To honor the history of Juneteenth and celebrate the contributions of Black Americans, the RCPA Diversity, Equity, and Inclusion Committee encourages you to learn about some exceptional individuals and their accomplishments. Did You Know…

John Mercer Langston
John Mercer Langston became the first Black man to become an attorney in the United States when he passed the bar in Ohio in 1854. The following year, he became one of the first African Americans ever elected to public office in America when he was elected to the post of Town Clerk for Brownhelm, Ohio. John Mercer Langston was also the great-uncle of Langston Hughes, famed poet of the Harlem Renaissance.

Claudette Colvin
Claudette Colvin was arrested at the age of 15 for her refusal to give up her seat to a white woman, nine months before Rosa Parks’ more famous protest.

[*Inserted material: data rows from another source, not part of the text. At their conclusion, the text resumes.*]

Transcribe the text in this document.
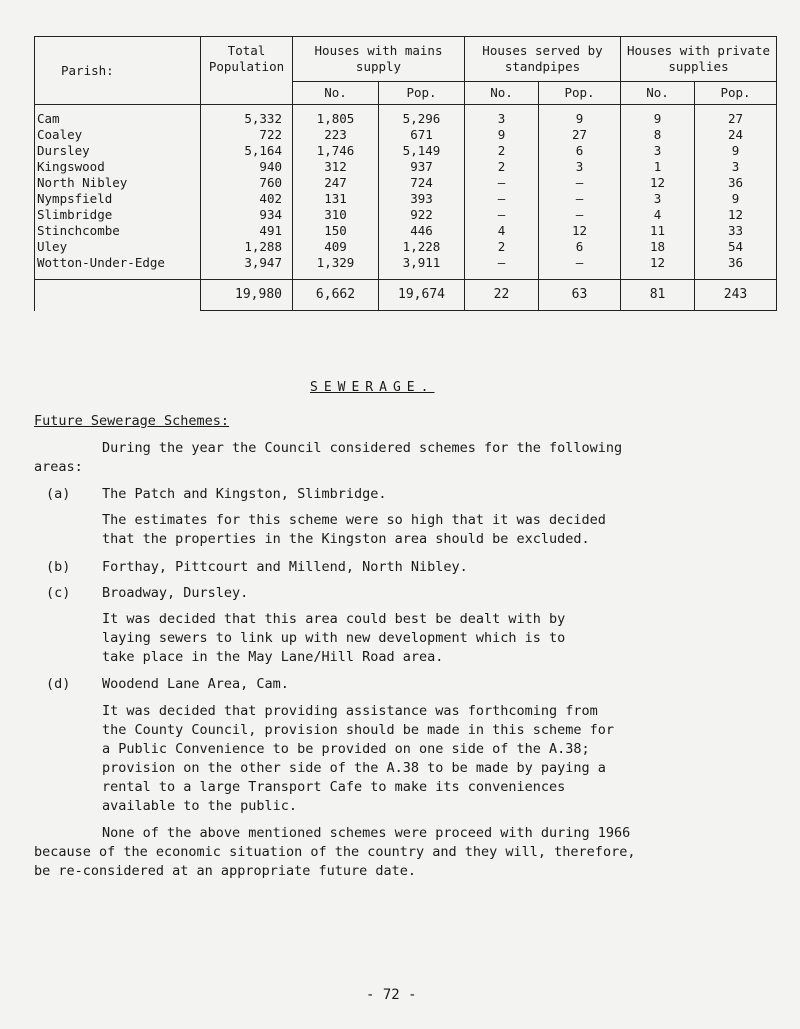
Parish:	Total Population	Houses with mains supply		Houses served by standpipes		Houses with private supplies	
		No.	Pop.	No.	Pop.	No.	Pop.
Cam	5,332	1,805	5,296	3	9	9	27
Coaley	722	223	671	9	27	8	24
Dursley	5,164	1,746	5,149	2	6	3	9
Kingswood	940	312	937	2	3	1	3
North Nibley	760	247	724	–	–	12	36
Nympsfield	402	131	393	–	–	3	9
Slimbridge	934	310	922	–	–	4	12
Stinchcombe	491	150	446	4	12	11	33
Uley	1,288	409	1,228	2	6	18	54
Wotton-Under-Edge	3,947	1,329	3,911	–	–	12	36
	19,980	6,662	19,674	22	63	81	243
SEWERAGE.
Future Sewerage Schemes:
During the year the Council considered schemes for the following
areas:
(a) The Patch and Kingston, Slimbridge.
The estimates for this scheme were so high that it was decided
that the properties in the Kingston area should be excluded.
(b) Forthay, Pittcourt and Millend, North Nibley.
(c) Broadway, Dursley.
It was decided that this area could best be dealt with by
laying sewers to link up with new development which is to
take place in the May Lane/Hill Road area.
(d) Woodend Lane Area, Cam.
It was decided that providing assistance was forthcoming from
the County Council, provision should be made in this scheme for
a Public Convenience to be provided on one side of the A.38;
provision on the other side of the A.38 to be made by paying a
rental to a large Transport Cafe to make its conveniences
available to the public.
None of the above mentioned schemes were proceed with during 1966
because of the economic situation of the country and they will, therefore,
be re-considered at an appropriate future date.
- 72 -
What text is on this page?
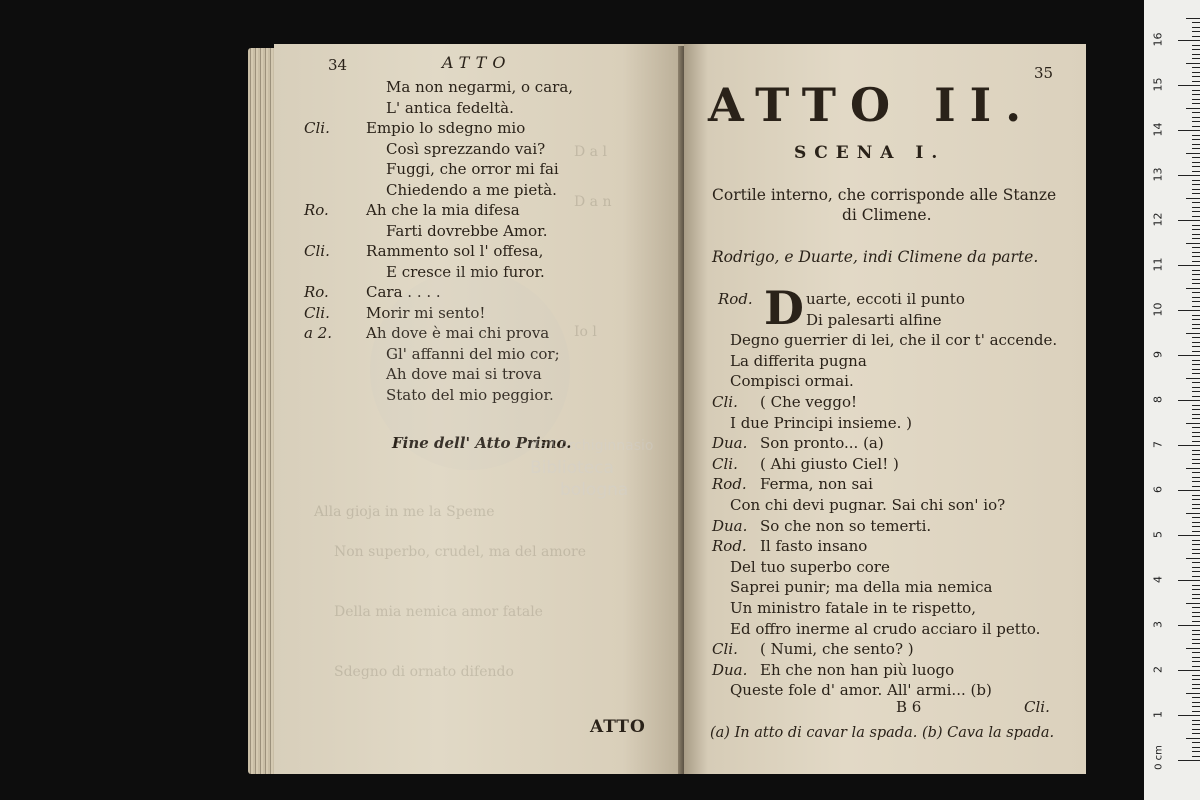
D a l
D a n
Io l
Alla gioja in me la Speme
Non superbo, crudel, ma del amore
Della mia nemica amor fatale
Sdegno di ornato difendo
34	ATTO
Ma non negarmi, o cara,
L' antica fedeltà.
Cli. Empio lo sdegno mio
Così sprezzando vai?
Fuggi, che orror mi fai
Chiedendo a me pietà.
Ro. Ah che la mia difesa
Farti dovrebbe Amor.
Cli. Rammento sol l' offesa,
E cresce il mio furor.
Ro. Cara . . . .
Cli. Morir mi sento!
a 2. Ah dove è mai chi prova
Gl' affanni del mio cor;
Ah dove mai si trova
Stato del mio peggior.
Fine dell' Atto Primo.
ATTO
35
ATTO II.
SCENA I.
Cortile interno, che corrisponde alle Stanze
di Climene.
Rodrigo, e Duarte, indi Climene da parte.
D
Rod.	uarte, eccoti il punto
Di palesarti alfine
Degno guerrier di lei, che il cor t' accende.
La differita pugna
Compisci ormai.
Cli. ( Che veggo!
I due Principi insieme. )
Dua. Son pronto... (a)
Cli. ( Ahi giusto Ciel! )
Rod. Ferma, non sai
Con chi devi pugnar. Sai chi son' io?
Dua. So che non so temerti.
Rod. Il fasto insano
Del tuo superbo core
Saprei punir; ma della mia nemica
Un ministro fatale in te rispetto,
Ed offro inerme al crudo acciaro il petto.
Cli. ( Numi, che sento? )
Dua. Eh che non han più luogo
Queste fole d' amor. All' armi... (b)
B 6	Cli.
(a) In atto di cavar la spada. (b) Cava la spada.
Biblioteca
dell'Archiginnasio
bologna
1
2
3
4
5
6
7
8
9
10
11
12
13
14
15
16
0 cm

Because of her age, the NAACP chose not to use her case to challenge segregation laws. Despite a number of personal challenges, Colvin became one of the four plaintiffs in the Browder v. Gayle case. The decision in the 1956 case ruled that Montgomery’s segregated bus system was unconstitutional.

Hiram Rhodes Revels
Hiram Rhodes Revels was the first ever African American elected to the US Senate. He represented the state of Mississippi from February 1870 – March 1871.

Robert Johnson
Robert Johnson became the first African American billionaire when he sold the cable station he founded, Black Entertainment Television (BET), in 2001.

Lewis Latimer
While Thomas Edison is credited with the invention of the lightbulb, it was Lewis Latimer, the son of formerly enslaved people, who guaranteed its success. Latimer patented a new filament that extended the lifespan of lightbulbs to extend beyond a few days. In 1882, Latimer was granted a patent for his invention, a feat countless Black innovators in the generations before were unable to achieve.

William Wells Brown
William Wells Brown, author of novel Clotel; or The President’s Daughter that was published in 1853, became the first published African American novelist.

Ketanji Brown Jackson
Ketanji Brown Jackson became the first Black woman to serve on the Unites States Supreme Court after nomination by the president and confirmation by the Senate in 2022.

Gladys West
Gladys West was the second Black woman ever to be employed by the Naval Surface Warfare Center Dahlgren Division and was inducted into the United States Air Force Hall of Fame — one of the highest honors awarded by the Air Force. She leveraged her mathematical and programming expertise to invent an accurate model of the Earth, which was used as the foundation for the creation of the Global Positioning System (GPS).